Come election night, expect to know the next president well before you know the next Santa Clarita City Council.
With city elections for the first time being run by Los Angeles County, municipal ballot results likely will not be known until sometime during the day on Wednesday, Nov. 9 – at the earliest – officials acknowledged Thursday.
That mirrors the pace of election results after the June 6 primaries, also run by the county, when somewhere north of two million votes were cast county-wide.
And with Hillary Clinton vs. Donald Trump headlining the Nov. 8 fight card — generating what’s expected to be an even bigger turnout — counting the votes figures to be another long, slow slog.
What’s more, even though Vote By Mail enables early balloting, the state election code only slightly aids in early counting, according to the Registrar-Recorder/County Clerk’s office.
So if you’re planning to stay up late on election night, don’t expect a payoff when it comes to local races.
Previous city races
There are 11 candidates on the City Council ballot, to fill two expiring four-year seats, plus a slew of local school and water-board elections.
“We don’t expect to have results from the county that night [election night],” Gail Morgan, Santa Clarita’s communications manager, said. “They’ve told us, ‘Don’t expect to have it that night.’ ”
Previously, when the city was running its own elections, the counting process was done in City Hall’s Council Chamber, open to the public, with all the ballot boxes brought in and counted.
Because of the smaller scale of the counting, matters typically were wrapped up by 11 p.m. or midnight, Morgan said.

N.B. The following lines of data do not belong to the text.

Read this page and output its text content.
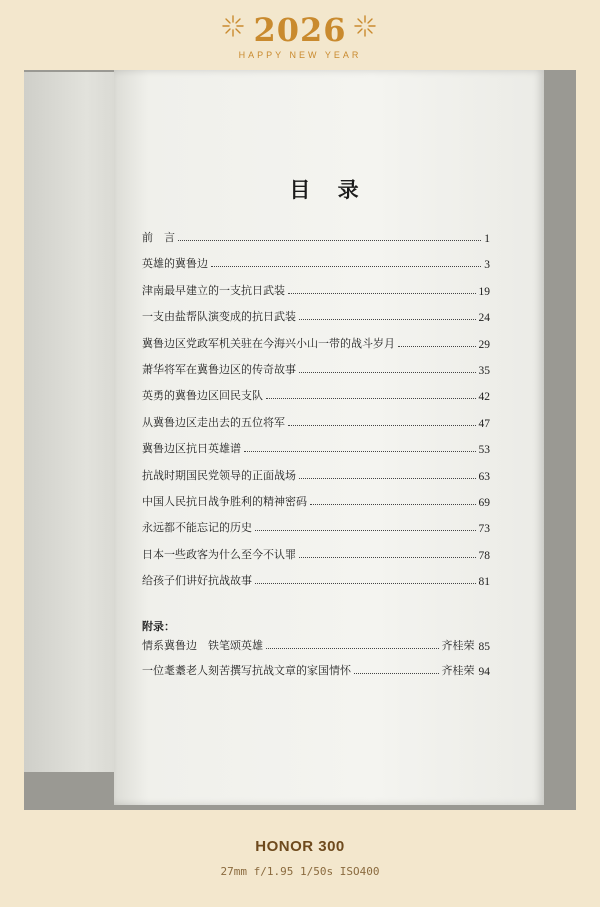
2026
HAPPY NEW YEAR
目 录
前　言	1
英雄的冀鲁边	3
津南最早建立的一支抗日武装	19
一支由盐帮队演变成的抗日武装	24
冀鲁边区党政军机关驻在今海兴小山一带的战斗岁月	29
萧华将军在冀鲁边区的传奇故事	35
英勇的冀鲁边区回民支队	42
从冀鲁边区走出去的五位将军	47
冀鲁边区抗日英雄谱	53
抗战时期国民党领导的正面战场	63
中国人民抗日战争胜利的精神密码	69
永远都不能忘记的历史	73
日本一些政客为什么至今不认罪	78
给孩子们讲好抗战故事	81
附录：
情系冀鲁边　铁笔颂英雄	齐桂荣 85
一位耄耋老人刻苦撰写抗战文章的家国情怀	齐桂荣 94
HONOR 300
27mm f/1.95 1/50s ISO400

She added that while those city-counted results still needed to be certified, they were always accurate — and residents got a timely indication of the winners and losers.

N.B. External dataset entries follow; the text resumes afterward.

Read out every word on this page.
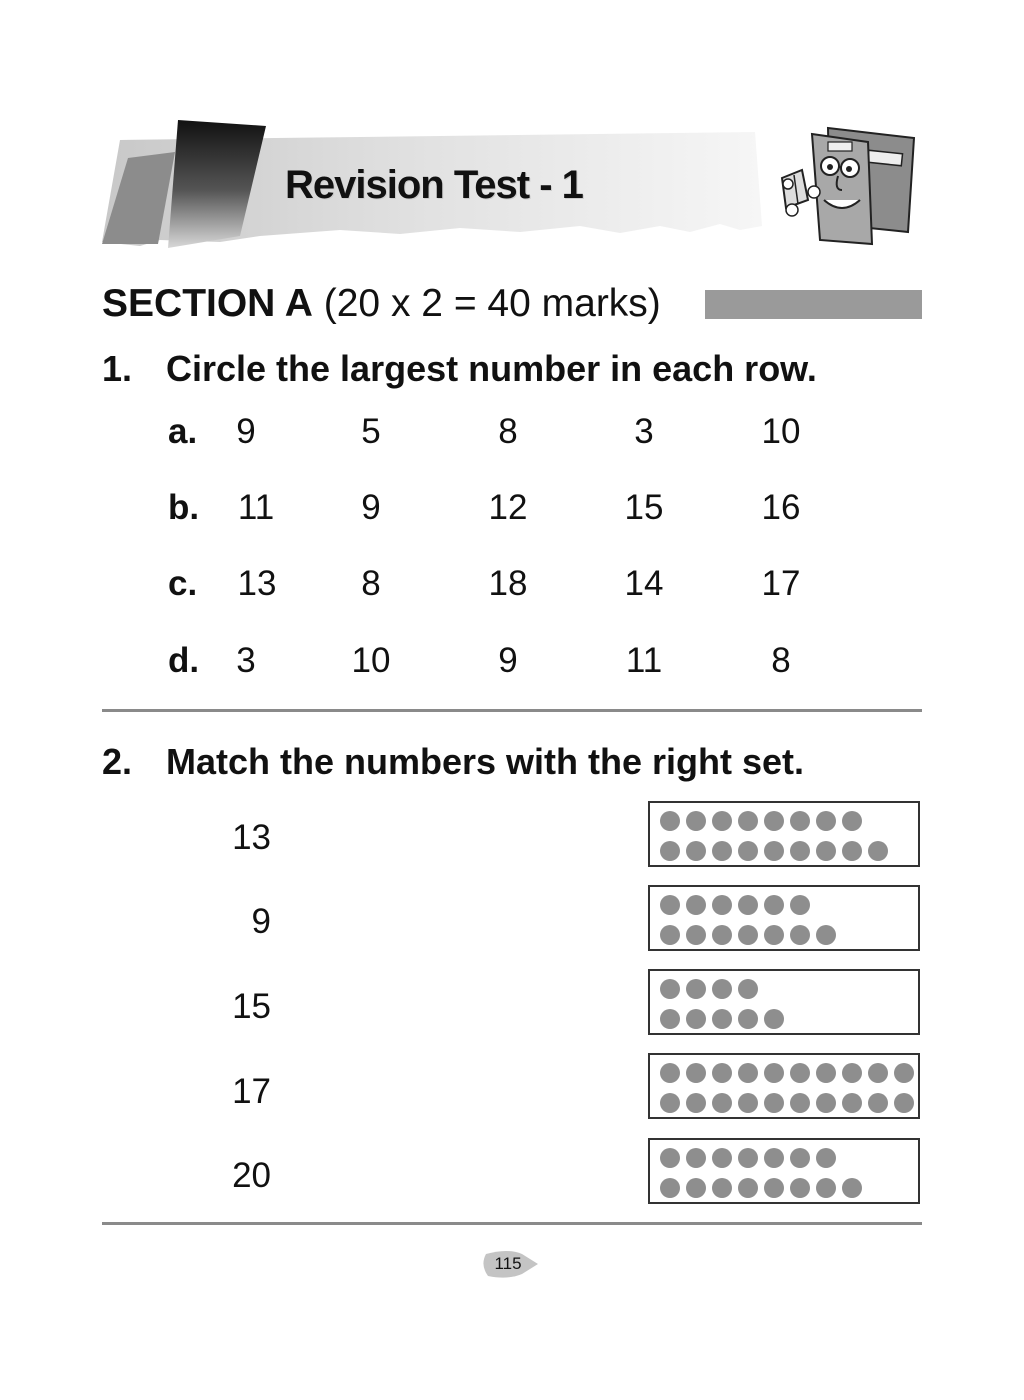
Revision Test - 1
SECTION A (20 x 2 = 40 marks)
1. Circle the largest number in each row.
a.	9	5	8	3	10
b.	11	9	12	15	16
c.	13	8	18	14	17
d.	3	10	9	11	8
2. Match the numbers with the right set.
13
9
15
17
20
115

That won’t be the case this year.
Lumped into the county
This year, the 15,000-or-so Santa Clarita ballots will have to get in line with all the others in the county-wide hopper.
That’s because, in the past, city elections were held in April – by themselves. But starting this year, the city agreed to move elections to the date of the November general election as part of an agreement to settle a lawsuit.
The suit had alleged the city’s at-large system violated the California Voting Rights Act by denying Latino residents a fair voice. Rather than switch to a district system, as the suit had pushed, the city worked out a deal to switch the election date to a time when a bigger turnout was expected.
Another speed bump on election night is the fact that early voting does not equate to equally early counting of mail-in ballots.
In recent years, Santa Clarita voters have favored voting by mail over going to the polls on Election Day.
According to the City Clerk’s office, in the 2014 City Council race, 15,871 ballots were cast overall – of which 11,867 were provisional or mail-in ballots. That’s 74.8 percent mail-ins.
But even though that means a pile of ballots sitting around, early, waiting to be counted, the Registrar’s hands are somewhat tied.
“It’s a little technical,’’ said Mike Sanchez, a spokesman for Registrar-Recorder/County Clerk Dean Logan.
Actually, it’s a lot technical.
Vote by mail
“Legally, Vote By Mail ballots cannot be counted until after the close of polls at 8 p.m. on Election Night,’’ Sanchez said.
“However, beginning at E-11 — 11 days before Election Day — we can begin the process of opening Vote By Mail ballots and converting them from paper to a digital format that can be counted on Election Night after the close of polls.’’
Translation of “E-11” – Oct. 28.
“Beginning on E-11,’’ Sanchez went on, “the county starts the process of opening the envelopes and converting the paper VBM ballots to a digital format.
The digital VBM ballot images cannot be read through the tally system until after 8 p.m. on election night. All ballots are sorted by precinct, read though our high-speed optical scan ballot readers, and the tally system summarizes the vote results by precinct and by contest.’’
Sanchez also said that manpower at the Registrar’s Norwalk headquarters is not an issue – just the size of the task.
“There are hundreds of people at our Norwalk headquarters on election night,’’ he said.
“However, within the Microcomputer Tally System (MTS) room, there are approximately 120 staff involved in the tally operation during peak operation, including ballot tray handling, ballot-card reader operation, ballot storage and supervision.’’
So get a good night’s sleep on Nov. 8.
Then wake up refreshed and see how it all turned out.